Madhavpur (Ghed) is a small but culturally significant village in state of Gujarat, India. It lies on the seashore, close to Porbandar.

According to folklore, Krishna married Rukmini at Madhavpur. This event is memorialised with a temple dedicated to lord Madhavrai and by an annual fair held in the village.

Madhavrai Temple

Madhavpur is the site of a 15th-century temple of Madhavraiji who is a form of Lord Krishna. The original temple has been badly damaged by attacks by Muslim invaders, however a ruined structure is still present and gives idea of original undamaged temple.
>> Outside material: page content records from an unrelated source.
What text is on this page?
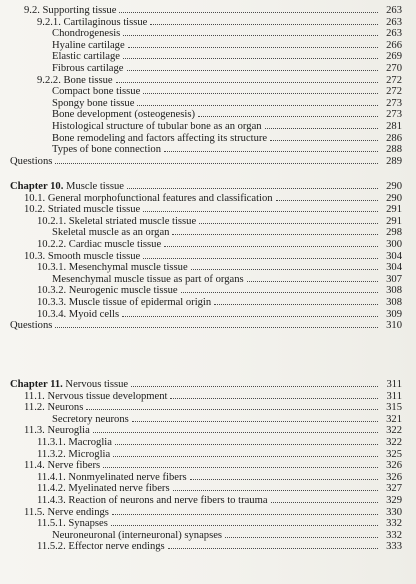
9.2. Supporting tissue	263
9.2.1. Cartilaginous tissue	263
Chondrogenesis	263
Hyaline cartilage	266
Elastic cartilage	269
Fibrous cartilage	270
9.2.2. Bone tissue	272
Compact bone tissue	272
Spongy bone tissue	273
Bone development (osteogenesis)	273
Histological structure of tubular bone as an organ	281
Bone remodeling and factors affecting its structure	286
Types of bone connection	288
Questions	289
Chapter 10. Muscle tissue	290
10.1. General morphofunctional features and classification	290
10.2. Striated muscle tissue	291
10.2.1. Skeletal striated muscle tissue	291
Skeletal muscle as an organ	298
10.2.2. Cardiac muscle tissue	300
10.3. Smooth muscle tissue	304
10.3.1. Mesenchymal muscle tissue	304
Mesenchymal muscle tissue as part of organs	307
10.3.2. Neurogenic muscle tissue	308
10.3.3. Muscle tissue of epidermal origin	308
10.3.4. Myoid cells	309
Questions	310
Chapter 11. Nervous tissue	311
11.1. Nervous tissue development	311
11.2. Neurons	315
Secretory neurons	321
11.3. Neuroglia	322
11.3.1. Macroglia	322
11.3.2. Microglia	325
11.4. Nerve fibers	326
11.4.1. Nonmyelinated nerve fibers	326
11.4.2. Myelinated nerve fibers	327
11.4.3. Reaction of neurons and nerve fibers to trauma	329
11.5. Nerve endings	330
11.5.1. Synapses	332
Neuroneuronal (interneuronal) synapses	332
11.5.2. Effector nerve endings	333
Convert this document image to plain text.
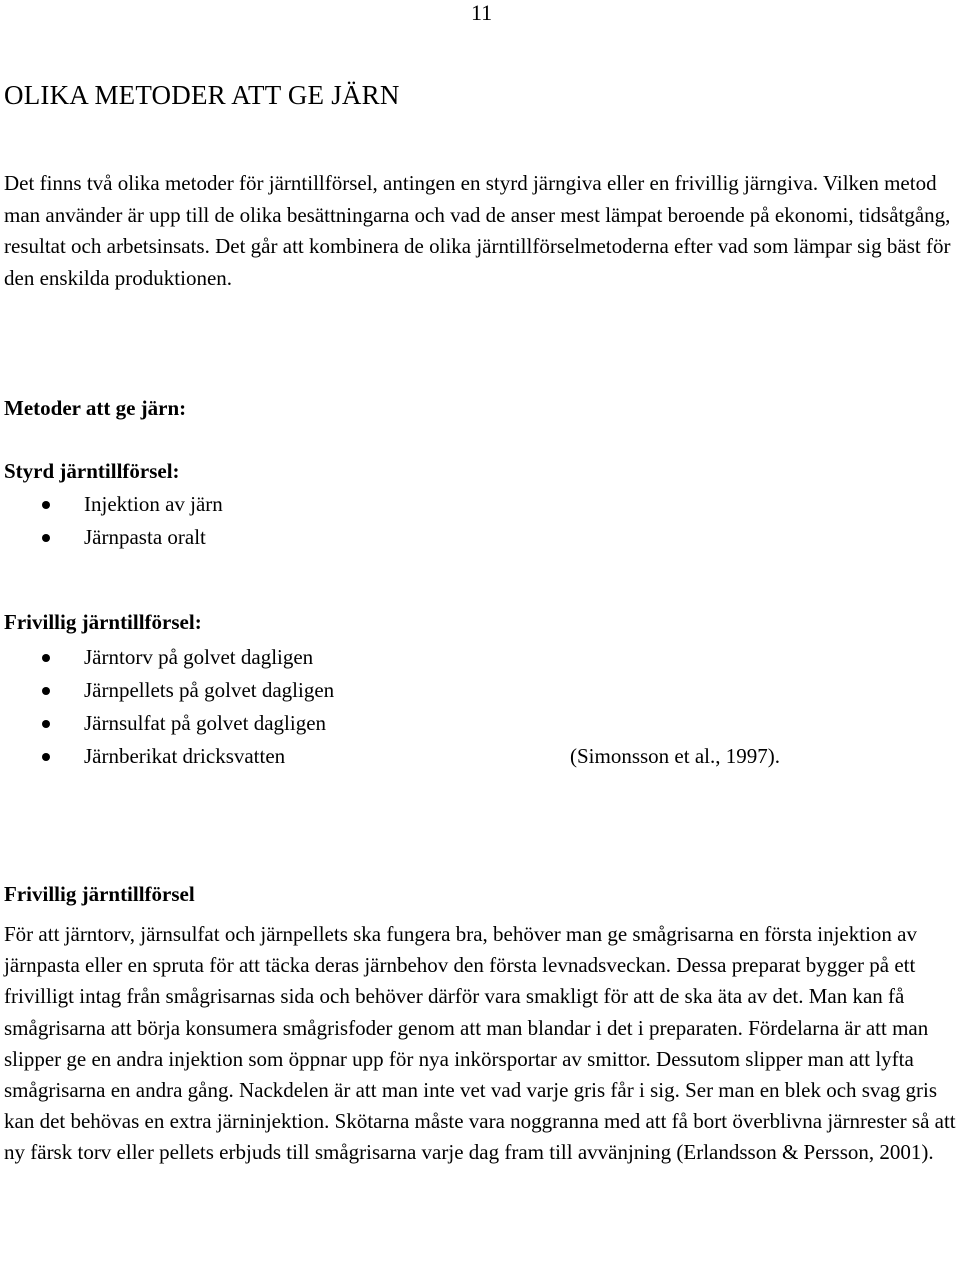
11
OLIKA METODER ATT GE JÄRN

Det finns två olika metoder för järntillförsel, antingen en styrd järngiva eller en frivillig järngiva. Vilken metod man använder är upp till de olika besättningarna och vad de anser mest lämpat beroende på ekonomi, tidsåtgång, resultat och arbetsinsats. Det går att kombinera de olika järntillförselmetoderna efter vad som lämpar sig bäst för den enskilda produktionen.

Metoder att ge järn:
Styrd järntillförsel:
Injektion av järn
Järnpasta oralt
Frivillig järntillförsel:
Järntorv på golvet dagligen
Järnpellets på golvet dagligen
Järnsulfat på golvet dagligen
Järnberikat dricksvatten	(Simonsson et al., 1997).
Frivillig järntillförsel

För att järntorv, järnsulfat och järnpellets ska fungera bra, behöver man ge smågrisarna en första injektion av järnpasta eller en spruta för att täcka deras järnbehov den första levnadsveckan. Dessa preparat bygger på ett frivilligt intag från smågrisarnas sida och behöver därför vara smakligt för att de ska äta av det. Man kan få smågrisarna att börja konsumera smågrisfoder genom att man blandar i det i preparaten. Fördelarna är att man slipper ge en andra injektion som öppnar upp för nya inkörsportar av smittor. Dessutom slipper man att lyfta smågrisarna en andra gång. Nackdelen är att man inte vet vad varje gris får i sig. Ser man en blek och svag gris kan det behövas en extra järninjektion. Skötarna måste vara noggranna med att få bort överblivna järnrester så att ny färsk torv eller pellets erbjuds till smågrisarna varje dag fram till avvänjning (Erlandsson & Persson, 2001).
A newly constructed temple is used for worship now adjacent to the old one.

Annual Fair
Every year, for five days from day of Ram Navmi, a cultural fair is organized mainly on the background of religious belief of Krishna marrying Rukmini. A colorful chariot is decorated and form of Krishna is placed in the chariot and a procession proceeds through the village as a part of celebrating the event of Krishna's marriage. Village people put colors on each other as part of a celebration that also involves joyful dancing.

Vallabhacharya's Bethak

Madhavpur is also culturally significant due to one of the seats of Vallabhacharya who is founder of Pushtimarg Vaishnava Hindu sect. The seat, called as Baithak or more respectably Bethakji is 66th of the 84 Baithaks of Vallabhacharya.